Адъютант смолк.
Оглянулся я: у солдат лица как-то разгорелися, глаза заблистали. Направо от меня, рядом, стояли пешие казаки в длинных черкесках и высоких черных папахах, заломленных на затылок… Как вкопанные, будто не им говорят, стояли они.
Адъютант еще раз скомандовал «смирно» и громким голосом крикнул:
– Желающие в охотники – шаг вперед…
Я взглянул на казаков. Как один человек, все они сделали шаг вперед и остановились так же спокойно, как и были.
И наши зашевелились, многие вышли вперед…
Не помню, как и что, но я тоже очутился впереди.
Много лишних в охотники вышло. Вместо шестисот-то тысячи впереди очутились. По жеребью выбрали шестьсот, а остальных в запас записали, на случай, ежели тех перебьют.
Стали мы жить отдельно, по-охотницки.
Сняли сапоги, поршни – вроде как башмаки – из буйволовой кожи надели, кошки на пояс повесили: когти будто железные сделаны, – если в дождик в гору идти, так под подошвы подвязывали, ну, и не склизко: идем по мокрой глине, как по лестнице.

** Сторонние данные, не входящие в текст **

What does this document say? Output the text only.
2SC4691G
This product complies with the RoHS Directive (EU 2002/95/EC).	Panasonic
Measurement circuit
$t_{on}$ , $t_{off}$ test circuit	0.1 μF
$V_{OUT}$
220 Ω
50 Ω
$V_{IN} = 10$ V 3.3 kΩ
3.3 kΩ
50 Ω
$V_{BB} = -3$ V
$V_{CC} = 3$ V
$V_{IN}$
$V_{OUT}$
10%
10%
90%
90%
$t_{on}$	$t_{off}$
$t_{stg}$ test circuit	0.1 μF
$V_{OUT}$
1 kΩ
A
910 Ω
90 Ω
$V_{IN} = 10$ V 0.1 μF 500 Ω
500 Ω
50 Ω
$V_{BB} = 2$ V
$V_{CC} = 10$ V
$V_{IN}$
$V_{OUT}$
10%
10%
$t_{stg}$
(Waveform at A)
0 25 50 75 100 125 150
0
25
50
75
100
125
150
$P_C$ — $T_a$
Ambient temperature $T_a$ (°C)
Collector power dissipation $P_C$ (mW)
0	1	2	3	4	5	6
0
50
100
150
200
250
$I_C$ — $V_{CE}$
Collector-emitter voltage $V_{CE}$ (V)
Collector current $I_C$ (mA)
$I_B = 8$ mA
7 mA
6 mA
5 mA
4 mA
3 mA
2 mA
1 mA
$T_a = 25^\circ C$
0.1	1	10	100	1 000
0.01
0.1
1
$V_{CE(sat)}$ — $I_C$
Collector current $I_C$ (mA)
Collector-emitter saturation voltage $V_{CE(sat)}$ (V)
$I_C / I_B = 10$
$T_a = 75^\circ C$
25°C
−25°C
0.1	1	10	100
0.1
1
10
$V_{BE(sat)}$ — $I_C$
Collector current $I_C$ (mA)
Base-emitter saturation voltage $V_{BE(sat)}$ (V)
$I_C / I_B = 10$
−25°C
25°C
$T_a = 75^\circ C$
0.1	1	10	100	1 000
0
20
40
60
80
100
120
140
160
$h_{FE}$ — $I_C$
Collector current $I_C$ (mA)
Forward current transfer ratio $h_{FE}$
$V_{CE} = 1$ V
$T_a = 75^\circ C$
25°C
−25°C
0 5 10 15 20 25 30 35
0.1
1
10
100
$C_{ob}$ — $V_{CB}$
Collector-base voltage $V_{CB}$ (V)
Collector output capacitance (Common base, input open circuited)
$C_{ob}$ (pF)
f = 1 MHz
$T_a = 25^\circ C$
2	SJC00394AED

Жара началась особенная: чуть вечер, весь отряд спать располагается, а мы вперед до утра, за турецким лагерем следить, своих беречь, да если что у неприятеля плохо лежит – скот ли распущен, лошади ли в недосмотре, часовые ли зазевались – все нам, охотничкам, годилось. И якши и яман – все клади в карман! И скоту, и домашним вещам, и оружию, и часовому – всем настоящее место нахаживали.
Каждую-то ночь таким манером…
Больших дел все не было. Ждали мы ждали да и дождались же! Часов так около четырех утра…
Дежурным я при балаганах в эту ночь оставался. Вдруг слышу, тревогу вызывают, а со стороны турецкого лагеря мелкой дробью ружейные выстрелы: та-даа-та-та, та-та, та-та, та-та, тррр…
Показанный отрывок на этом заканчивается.